L2 · Data Operations⚠ not certain from listing

Not certain from the listing — The directory does not specify data storage or vector databases, though installed plugins/MCP servers will interact with local workspace data, risking unauthorized data access or exfiltration.

L3 · Agent Frameworks✓ mapped

The marketplace distributes orchestration components including subagents, MCP servers, and hooks, which directly expand Claude Code's tool-calling and event-handling capabilities, introducing significant risks of insecure tool integration.

L4 · Deployment & Infrastructure⚠ not certain from listing

Not certain from the listing — The deployment environment is Claude Code (typically a local developer CLI), meaning plugins run with local user privileges, creating a high risk of local host compromise if a malicious plugin is executed.

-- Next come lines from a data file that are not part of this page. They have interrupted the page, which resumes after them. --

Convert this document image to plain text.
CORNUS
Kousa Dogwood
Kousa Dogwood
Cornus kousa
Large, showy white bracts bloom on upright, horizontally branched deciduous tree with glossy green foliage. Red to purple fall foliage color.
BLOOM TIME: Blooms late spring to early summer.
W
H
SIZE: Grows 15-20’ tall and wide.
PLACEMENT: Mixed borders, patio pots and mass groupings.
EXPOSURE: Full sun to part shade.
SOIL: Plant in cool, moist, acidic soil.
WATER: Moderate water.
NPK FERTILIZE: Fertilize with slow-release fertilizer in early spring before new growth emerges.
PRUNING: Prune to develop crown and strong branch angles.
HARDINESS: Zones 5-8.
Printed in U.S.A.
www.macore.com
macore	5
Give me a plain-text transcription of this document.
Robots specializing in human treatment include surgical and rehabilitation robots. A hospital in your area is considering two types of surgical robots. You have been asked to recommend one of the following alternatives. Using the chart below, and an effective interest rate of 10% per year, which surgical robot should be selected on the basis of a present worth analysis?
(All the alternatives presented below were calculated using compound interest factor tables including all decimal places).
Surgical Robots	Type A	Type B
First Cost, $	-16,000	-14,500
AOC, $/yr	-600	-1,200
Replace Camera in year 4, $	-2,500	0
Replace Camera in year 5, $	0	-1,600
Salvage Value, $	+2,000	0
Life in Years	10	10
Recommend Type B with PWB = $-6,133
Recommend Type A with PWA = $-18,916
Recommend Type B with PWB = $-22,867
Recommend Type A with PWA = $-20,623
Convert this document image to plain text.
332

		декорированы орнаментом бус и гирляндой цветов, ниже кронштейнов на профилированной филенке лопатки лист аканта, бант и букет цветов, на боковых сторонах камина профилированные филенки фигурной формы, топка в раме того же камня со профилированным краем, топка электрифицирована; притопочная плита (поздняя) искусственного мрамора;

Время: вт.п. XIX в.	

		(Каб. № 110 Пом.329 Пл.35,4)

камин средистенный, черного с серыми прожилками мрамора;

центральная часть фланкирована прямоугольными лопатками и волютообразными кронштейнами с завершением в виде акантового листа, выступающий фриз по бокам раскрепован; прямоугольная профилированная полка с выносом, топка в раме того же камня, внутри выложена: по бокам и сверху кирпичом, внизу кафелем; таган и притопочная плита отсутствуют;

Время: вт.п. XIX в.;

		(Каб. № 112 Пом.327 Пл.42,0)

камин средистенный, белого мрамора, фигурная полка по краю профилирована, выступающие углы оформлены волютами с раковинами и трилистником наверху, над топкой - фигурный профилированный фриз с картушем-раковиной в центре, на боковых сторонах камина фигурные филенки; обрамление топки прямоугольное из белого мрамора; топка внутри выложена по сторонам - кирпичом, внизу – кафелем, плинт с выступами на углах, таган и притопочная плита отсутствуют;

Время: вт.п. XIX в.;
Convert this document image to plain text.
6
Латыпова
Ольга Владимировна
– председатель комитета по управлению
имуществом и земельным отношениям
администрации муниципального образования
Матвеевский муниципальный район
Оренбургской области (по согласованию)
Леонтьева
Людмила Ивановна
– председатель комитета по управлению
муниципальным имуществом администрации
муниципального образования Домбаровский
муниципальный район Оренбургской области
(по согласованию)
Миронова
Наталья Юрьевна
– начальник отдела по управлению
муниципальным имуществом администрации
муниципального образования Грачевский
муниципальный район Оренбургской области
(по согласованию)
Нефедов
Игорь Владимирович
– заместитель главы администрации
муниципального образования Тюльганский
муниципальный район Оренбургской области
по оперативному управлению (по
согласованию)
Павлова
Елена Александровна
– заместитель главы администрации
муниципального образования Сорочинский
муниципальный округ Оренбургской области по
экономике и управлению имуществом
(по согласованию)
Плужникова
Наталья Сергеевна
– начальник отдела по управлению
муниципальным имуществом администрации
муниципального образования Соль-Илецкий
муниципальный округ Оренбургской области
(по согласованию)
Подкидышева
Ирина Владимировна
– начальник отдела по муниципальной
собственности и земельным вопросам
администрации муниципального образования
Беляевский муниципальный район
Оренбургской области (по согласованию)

L5 · Evaluation & Observability⚠ not certain from listing

Not certain from the listing — There is no mention of built-in guardrails, logging, or observability tools to monitor plugin behavior or detect anomalous execution at runtime.

L6 · Security & Compliance (cross-cutting)⚠ not certain from listing

Not certain from the listing — The directory does not outline any access control, code signing, or compliance frameworks to govern which plugins can be installed or what permissions they receive.

L7 · Agent Ecosystem✓ mapped

As an aggregator of 118 community-contributed plugins and subagents, this ecosystem is highly vulnerable to supply chain attacks, rogue/compromised plugins, and cascading failures during multi-agent coordination.

MAESTRO — the 7-layer agentic threat-modeling framework (Cloud Security Alliance / Ken Huang).